Implementation of parallel computing stacking classifier using Message Passing Interface. Stacking classifier is based on 4 classifiers:
- RidgeClassifier
- RandomForestClassifier
- LinearDiscriminantAnalysis
- GaussianNB
Parallel computing workflow:
Master process sends the data to the slave processes, every process classifies using bounded for this process algorithm and then sends the classification results back to the master process.
- mpi
- python 3
- virtual-env
-
Activate Virtualenv.
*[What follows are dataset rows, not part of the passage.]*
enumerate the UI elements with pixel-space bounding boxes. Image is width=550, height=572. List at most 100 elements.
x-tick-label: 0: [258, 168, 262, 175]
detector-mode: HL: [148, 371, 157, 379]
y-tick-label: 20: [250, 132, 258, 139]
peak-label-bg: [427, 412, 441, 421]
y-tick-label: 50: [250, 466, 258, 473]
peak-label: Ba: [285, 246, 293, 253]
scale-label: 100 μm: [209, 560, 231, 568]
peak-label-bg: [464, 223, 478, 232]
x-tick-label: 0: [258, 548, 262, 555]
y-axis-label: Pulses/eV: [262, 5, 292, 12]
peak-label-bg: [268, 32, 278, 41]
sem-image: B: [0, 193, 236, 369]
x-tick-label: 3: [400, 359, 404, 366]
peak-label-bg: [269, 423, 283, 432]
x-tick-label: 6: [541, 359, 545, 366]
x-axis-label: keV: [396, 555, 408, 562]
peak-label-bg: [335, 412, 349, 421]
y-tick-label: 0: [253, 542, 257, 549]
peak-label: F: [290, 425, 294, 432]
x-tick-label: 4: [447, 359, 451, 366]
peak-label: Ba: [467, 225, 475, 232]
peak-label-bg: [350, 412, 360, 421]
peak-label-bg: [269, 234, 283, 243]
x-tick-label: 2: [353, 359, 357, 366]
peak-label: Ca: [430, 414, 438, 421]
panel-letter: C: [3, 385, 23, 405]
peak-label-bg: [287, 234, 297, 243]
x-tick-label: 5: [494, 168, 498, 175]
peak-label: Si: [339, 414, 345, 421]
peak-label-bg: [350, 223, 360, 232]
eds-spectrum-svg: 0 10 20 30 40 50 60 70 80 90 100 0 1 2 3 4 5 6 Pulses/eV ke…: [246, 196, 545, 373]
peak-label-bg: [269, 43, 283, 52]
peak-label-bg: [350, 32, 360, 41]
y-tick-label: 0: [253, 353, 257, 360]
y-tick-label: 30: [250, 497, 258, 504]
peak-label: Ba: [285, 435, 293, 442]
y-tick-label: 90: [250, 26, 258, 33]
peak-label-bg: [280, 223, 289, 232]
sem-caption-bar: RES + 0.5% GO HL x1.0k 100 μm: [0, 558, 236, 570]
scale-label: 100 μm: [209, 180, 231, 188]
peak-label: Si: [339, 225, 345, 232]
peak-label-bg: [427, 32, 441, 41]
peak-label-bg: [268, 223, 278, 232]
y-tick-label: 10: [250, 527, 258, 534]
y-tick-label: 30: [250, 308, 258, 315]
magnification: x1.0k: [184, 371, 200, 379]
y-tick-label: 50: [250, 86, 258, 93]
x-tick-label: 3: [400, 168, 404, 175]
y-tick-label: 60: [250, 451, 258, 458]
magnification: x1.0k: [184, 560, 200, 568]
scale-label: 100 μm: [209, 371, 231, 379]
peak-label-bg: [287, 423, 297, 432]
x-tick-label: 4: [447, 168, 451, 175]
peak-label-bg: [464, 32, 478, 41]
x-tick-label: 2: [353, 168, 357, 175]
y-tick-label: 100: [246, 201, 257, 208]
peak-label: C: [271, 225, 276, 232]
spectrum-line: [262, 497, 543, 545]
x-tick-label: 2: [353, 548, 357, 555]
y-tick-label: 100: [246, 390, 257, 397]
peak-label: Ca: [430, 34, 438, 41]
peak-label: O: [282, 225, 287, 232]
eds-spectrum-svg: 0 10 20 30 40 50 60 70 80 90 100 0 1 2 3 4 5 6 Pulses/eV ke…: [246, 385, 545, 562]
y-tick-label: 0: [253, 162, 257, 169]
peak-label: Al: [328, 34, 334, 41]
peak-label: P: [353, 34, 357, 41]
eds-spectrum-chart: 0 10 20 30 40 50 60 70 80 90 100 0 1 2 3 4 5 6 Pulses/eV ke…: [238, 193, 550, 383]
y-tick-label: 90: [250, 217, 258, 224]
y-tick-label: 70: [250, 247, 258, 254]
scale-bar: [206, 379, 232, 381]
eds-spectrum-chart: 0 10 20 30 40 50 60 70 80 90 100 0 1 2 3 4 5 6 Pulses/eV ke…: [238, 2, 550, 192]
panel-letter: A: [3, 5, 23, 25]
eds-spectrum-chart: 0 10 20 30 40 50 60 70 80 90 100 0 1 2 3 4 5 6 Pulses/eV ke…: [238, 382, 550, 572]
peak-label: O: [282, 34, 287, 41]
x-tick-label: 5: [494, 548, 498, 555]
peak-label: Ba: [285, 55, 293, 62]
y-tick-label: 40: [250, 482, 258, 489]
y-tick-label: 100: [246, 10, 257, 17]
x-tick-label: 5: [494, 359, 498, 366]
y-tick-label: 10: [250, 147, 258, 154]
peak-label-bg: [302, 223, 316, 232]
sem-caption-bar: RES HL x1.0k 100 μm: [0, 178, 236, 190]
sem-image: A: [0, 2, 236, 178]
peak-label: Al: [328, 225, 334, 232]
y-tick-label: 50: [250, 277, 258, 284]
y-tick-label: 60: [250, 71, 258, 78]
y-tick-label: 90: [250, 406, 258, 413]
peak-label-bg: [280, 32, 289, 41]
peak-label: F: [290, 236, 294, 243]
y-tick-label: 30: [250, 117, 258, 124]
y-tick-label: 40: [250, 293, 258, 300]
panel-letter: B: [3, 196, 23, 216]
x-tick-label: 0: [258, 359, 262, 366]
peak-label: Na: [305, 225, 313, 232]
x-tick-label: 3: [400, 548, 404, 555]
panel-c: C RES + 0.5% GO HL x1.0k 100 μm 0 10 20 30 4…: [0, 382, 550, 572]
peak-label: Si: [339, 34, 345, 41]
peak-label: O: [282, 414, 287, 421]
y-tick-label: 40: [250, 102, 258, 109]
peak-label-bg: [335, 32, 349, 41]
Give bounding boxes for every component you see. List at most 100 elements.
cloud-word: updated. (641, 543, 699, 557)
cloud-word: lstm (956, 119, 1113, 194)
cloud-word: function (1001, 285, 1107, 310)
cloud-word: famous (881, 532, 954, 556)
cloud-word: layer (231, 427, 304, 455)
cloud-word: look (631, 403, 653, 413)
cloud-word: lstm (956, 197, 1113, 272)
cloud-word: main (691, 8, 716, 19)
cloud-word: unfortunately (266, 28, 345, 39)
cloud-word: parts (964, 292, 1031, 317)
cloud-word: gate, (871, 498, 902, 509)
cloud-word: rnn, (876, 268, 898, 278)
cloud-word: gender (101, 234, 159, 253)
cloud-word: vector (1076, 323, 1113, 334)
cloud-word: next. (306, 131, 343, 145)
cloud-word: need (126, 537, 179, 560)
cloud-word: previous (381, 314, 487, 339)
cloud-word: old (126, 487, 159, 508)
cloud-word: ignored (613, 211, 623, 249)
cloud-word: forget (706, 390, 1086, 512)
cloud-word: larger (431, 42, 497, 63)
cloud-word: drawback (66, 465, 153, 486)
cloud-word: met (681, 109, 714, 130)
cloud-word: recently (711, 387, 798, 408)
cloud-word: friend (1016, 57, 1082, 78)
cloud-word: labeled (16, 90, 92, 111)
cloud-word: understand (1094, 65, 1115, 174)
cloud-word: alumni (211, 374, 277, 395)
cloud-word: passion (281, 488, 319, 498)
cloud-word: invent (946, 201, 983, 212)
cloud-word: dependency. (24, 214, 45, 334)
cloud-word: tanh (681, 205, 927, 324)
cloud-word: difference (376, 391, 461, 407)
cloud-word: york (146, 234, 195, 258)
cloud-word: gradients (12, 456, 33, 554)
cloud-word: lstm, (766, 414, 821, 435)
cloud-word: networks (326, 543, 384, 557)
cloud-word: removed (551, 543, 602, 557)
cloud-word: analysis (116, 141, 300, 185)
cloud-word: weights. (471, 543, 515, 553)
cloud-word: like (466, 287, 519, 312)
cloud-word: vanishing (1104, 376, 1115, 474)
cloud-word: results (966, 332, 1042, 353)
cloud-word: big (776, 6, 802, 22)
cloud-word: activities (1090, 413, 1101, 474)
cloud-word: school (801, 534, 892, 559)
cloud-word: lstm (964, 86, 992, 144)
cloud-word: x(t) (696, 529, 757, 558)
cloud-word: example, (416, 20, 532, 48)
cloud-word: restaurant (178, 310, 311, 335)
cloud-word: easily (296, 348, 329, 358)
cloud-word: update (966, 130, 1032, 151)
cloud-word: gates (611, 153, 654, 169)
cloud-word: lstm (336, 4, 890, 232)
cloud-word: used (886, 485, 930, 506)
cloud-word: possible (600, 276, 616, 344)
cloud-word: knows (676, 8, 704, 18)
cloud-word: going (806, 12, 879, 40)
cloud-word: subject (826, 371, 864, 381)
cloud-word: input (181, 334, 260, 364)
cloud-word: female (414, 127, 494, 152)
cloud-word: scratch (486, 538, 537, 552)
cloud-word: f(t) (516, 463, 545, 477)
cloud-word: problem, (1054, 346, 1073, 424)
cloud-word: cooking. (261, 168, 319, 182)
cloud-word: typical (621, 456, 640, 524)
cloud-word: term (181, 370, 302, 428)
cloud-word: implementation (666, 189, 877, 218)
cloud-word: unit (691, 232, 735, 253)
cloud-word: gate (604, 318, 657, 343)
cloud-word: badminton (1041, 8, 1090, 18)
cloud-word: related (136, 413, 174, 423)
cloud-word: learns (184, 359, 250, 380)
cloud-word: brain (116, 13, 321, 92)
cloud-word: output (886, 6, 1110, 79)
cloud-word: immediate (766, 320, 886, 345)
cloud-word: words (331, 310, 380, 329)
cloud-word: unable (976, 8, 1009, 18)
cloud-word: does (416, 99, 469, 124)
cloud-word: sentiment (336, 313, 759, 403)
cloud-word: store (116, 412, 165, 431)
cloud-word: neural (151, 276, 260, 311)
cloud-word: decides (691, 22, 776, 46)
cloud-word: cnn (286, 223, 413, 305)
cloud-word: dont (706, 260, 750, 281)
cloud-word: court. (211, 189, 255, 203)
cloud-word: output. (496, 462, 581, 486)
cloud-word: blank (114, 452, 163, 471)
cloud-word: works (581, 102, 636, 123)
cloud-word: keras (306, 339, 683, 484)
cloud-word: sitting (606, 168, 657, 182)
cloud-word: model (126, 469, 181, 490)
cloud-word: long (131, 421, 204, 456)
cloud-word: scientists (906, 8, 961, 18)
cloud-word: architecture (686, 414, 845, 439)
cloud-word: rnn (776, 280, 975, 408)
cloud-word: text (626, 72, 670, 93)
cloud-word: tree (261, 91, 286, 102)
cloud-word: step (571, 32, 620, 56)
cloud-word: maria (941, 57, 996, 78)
Instruction
-
Install dependecies:
pip install -r requirements.txt
- Run:
Note that you need to specify parameters like -t (type of run), -m (method), -d (dataset name)
Example invocation:
python -m parallel-stacking-classifier -t parallel -m test-train -d MNIST
Available types:
- sequence (runned by python)
- parallel (runned by mpiexec)
Available methods:
- CV
- test-train
Available datasets:
- MNIST
- CIFAR-10
- CIFAR-100
- letter-recognition
program will automatically create process using formula: 1 physical core = 1 process if you want manually specify number of processes add flag -n (--numberOfProcesses)
Example:
python -m parallel-stacking-classifier -t parallel -m test-train -d MNIST -n 2
Note that number of processes can be choosen only for parallel program invocation, the same invocation for sequencial flow will not work
program runned with module mpi4py to avoid deadlocks ( the finalizer hook of mpi4py module will call MPI_Abort() on the MPI_COMM_WORLD communicator, thus effectively aborting the MPI execution environment.)